You are very wrong. China is deep in to Africa and her resources.

Karl
December 3, 2015 8:07 am

Unless the First world starts building coal plants like planned — then the price of coal will skyrocket — pricing many emerging economies out of the market — either by cost, or by making coal more valuable to export than to use internally.

Harry K
December 3, 2015 8:14 am

This is a bit off topic, but I’m wondering where all the heat generated by power plants, vehicle engines, home heating systems, and the like goes. Is it possible that this heat energy, along with the heat emanating from natural terrestrial sources, e.g., volcanoes, contributes to the slight warming of the planet–perhaps more so than any effect from CO2? Perhaps the combined heat generated by all these sources is infinitesimal when compared to the size of the planet and the energy received from the sun.
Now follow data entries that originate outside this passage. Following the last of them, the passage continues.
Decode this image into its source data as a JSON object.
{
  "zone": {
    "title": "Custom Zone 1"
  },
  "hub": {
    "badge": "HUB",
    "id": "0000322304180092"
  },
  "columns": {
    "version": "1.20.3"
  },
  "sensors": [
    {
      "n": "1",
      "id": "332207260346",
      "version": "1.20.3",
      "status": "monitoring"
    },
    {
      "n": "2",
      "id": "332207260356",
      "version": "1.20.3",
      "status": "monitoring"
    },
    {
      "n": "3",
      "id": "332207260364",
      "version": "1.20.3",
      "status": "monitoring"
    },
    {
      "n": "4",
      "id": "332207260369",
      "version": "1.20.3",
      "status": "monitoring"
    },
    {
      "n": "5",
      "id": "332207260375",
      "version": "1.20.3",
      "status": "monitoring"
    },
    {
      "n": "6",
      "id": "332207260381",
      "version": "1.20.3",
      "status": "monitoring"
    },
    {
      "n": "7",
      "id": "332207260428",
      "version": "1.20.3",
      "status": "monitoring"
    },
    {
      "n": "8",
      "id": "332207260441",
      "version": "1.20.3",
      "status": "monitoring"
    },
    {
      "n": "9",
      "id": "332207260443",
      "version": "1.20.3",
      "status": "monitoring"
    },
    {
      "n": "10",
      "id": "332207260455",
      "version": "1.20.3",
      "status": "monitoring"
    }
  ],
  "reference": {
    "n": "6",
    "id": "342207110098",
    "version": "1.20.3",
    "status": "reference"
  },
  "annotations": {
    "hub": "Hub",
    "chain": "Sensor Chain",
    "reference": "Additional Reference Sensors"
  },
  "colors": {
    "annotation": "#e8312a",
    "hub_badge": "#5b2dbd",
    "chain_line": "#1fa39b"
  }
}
Still, the heat has to go somewhere.

Karl
Reply to  Harry K
December 3, 2015 8:24 am

In 2012 Total Energy Consumption worldwide was 5.6E+20 Joules
Every second 1.7E+17 Joules is incident on Earth from the Sun
That means the Total Energy Consumption in 2012 was equal to the Energy incident on the Earth from approximately 1 hour of Sunlight

Harry K
December 3, 2015 8:33 am

So the answer to my question appears to be that Total Energy Consumption (i.e., heat released?) is too small a quantity to matter when compared to the energy incident on the earth from the sun. Of course, 5.6E+20 Joules x many years must make some contribution to the heat energy in the atmosphere. No?

Karl
Reply to  Harry K
December 3, 2015 8:41 am

You are assuming 100% conversion of joules to heat.
A large portion of energy is used for work.

simple-touriste
Reply to  Karl
December 4, 2015 6:55 am

And work is used for what purpose? Skyscrapers building?
Do they grow up to the stratopause?

RACookPE1978
Editor
Reply to  Harry K
December 3, 2015 8:44 am

Harry K

So the answer to my question appears to be that Total Energy Consumption (i.e., heat released?) is too small a quantity to matter when compared to the energy incident on the earth from the sun. Of course, 5.6E+20 Joules x many years must make some contribution to the heat energy in the atmosphere.

The “sensible heat” released by man’s activities (including generating heat by building heating, process heating such as steel mills and foundries and welding and burning cement, and by secondary heating in electric generation, and tertiary heating by burning gasoline to accelerate cars and trucks, then heating brakes and blowing air around as they later decelerate) is measurable across local areas as a “part” of the urban heat island effect.
It is not as large an UHI effect as most suspect from intuition and instinct, because the solar impact over a wide area over a very long time is much greater. Away from urban areas, even the heat signature of a house, barn, train, pipeline or mine goes away very, very rapidly. That of the road they are on is visible for hours.